Conclusions to be drawn are also to serve as a guide for future better management
of Omega Engineers and as such, the overall document should serve as an
application of the concepts learned throughout the duration of the course

II. DISCUSSION
There are two main cost accounting systems namely, job order costing and
process costing. In a job order costing system, each product is called a job. Direct
costs are traced whereas indirect costs are allocated or applied. It is appropriate for
a company to use a job order costing system when its business is focused on
differentiated or unique products or services. The system of accumulating costs for
certain jobs are ideal for determining selling prices. In cases wherein jobs are done
according to contracts with set prices, profit and loss is easily monitored through a
comparison of the actual cost with the contract price. The process of allocating or
applying manufacturing overhead costs and examining it alongside the actual costs
incurred at the end of the period allows managers of a certain business to create
more accurate projections for similar job productions for the next incoming periods.
On the other hand, process costing would be more suitable for mass production of
similar goods.
The main challenge of implementing a job order costing system is the fact that
the manufacturing overhead costs are based on estimated figures as job order
costing entails the allocation of overhead costs based on an allocation base in order
to determine a budgeted manufacturing overhead rate. This is because actual costs
are still unknown at the beginning of a period. This may be considered less reliable
especially since there is always the risk of a poorly selected allocation base. This
challenge however may be overcome by not only proper examining and analyzing
past overheads but also by monitoring trends in the market in order to estimate
prices already adjusted for inflation.
While the record of transactions in a manufacturing system has many similarities
with that of a service or merchandising company, a manufacturing system makes
use of three inventory accounts: Materials, Work in Process, and Finished Goods.

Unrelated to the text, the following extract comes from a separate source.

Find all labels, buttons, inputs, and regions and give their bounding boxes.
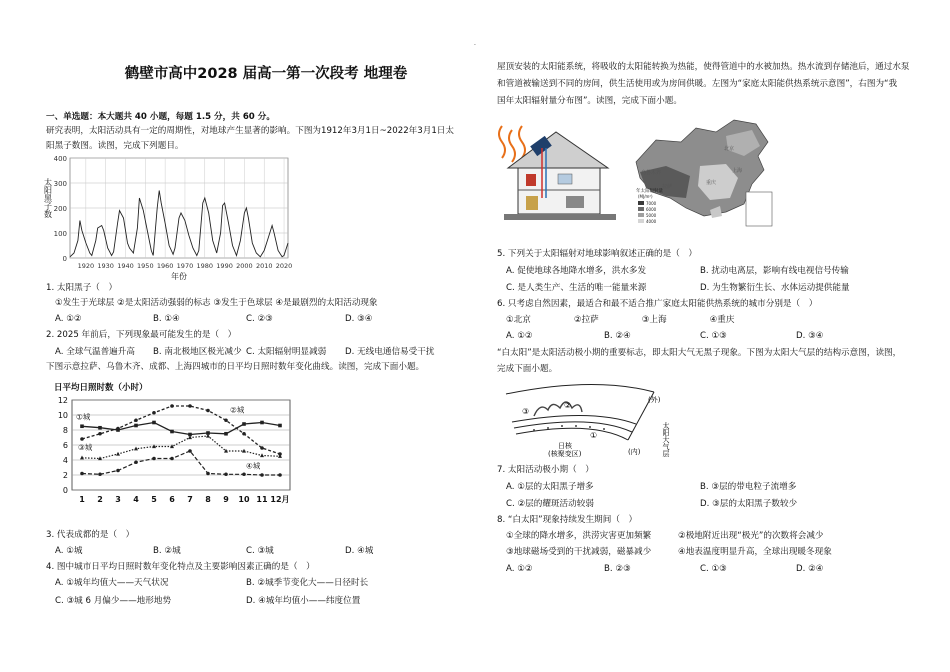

A
merchandising company on the other hand only has one such account which is
Merchandise Inventory whereas a service company has none. Similar to a
merchandising company, a manufacturing system may also make use of either
periodic or perpetual inventory method.
As seen in the attached papers containing the journalized transactions and the
ledgers, there is an underapplied overhead of Php. 343,275.00. Managers should
dispose of underapplied/overapplied manufacturing overhead costs at the end of the
year by transferring the difference between the actual manufacturing overhead costs
incurred and the applied manufacturing overhead costs to cost of goods sold by
debiting it when the overhead is underapplied and crediting it when overhead is
overapplied.

III. CONCLUSION/RECOMMENDATION
For the month of September, Omega Engineers incurred much more costs than
estimated. This underapplied overhead is also considered an “unfavorable variance”
due to the fact that this would increase the cost of goods sold for the product and
lower overall profit. I would recommend that management for Omega Engineers
reevaluate their cost allocating system and select a cost-allocation base that would
yield more accurate estimates in order to minimize additional costs and maximize
profit in the future.
IV. REFERENCES

Horngren, C.T., Datar, S.M., & Rajan, M. (2014). Cost Accounting: A Managerial
Emphasis (15th ed.). Pearson Education Limited.

Vanderbeck, E.J., & Mitchell, M.R. (2016). Principles of Cost Accounting (17th
ed.). Mason, OH: South-Western Cengage Learning Asia PTE Ltd.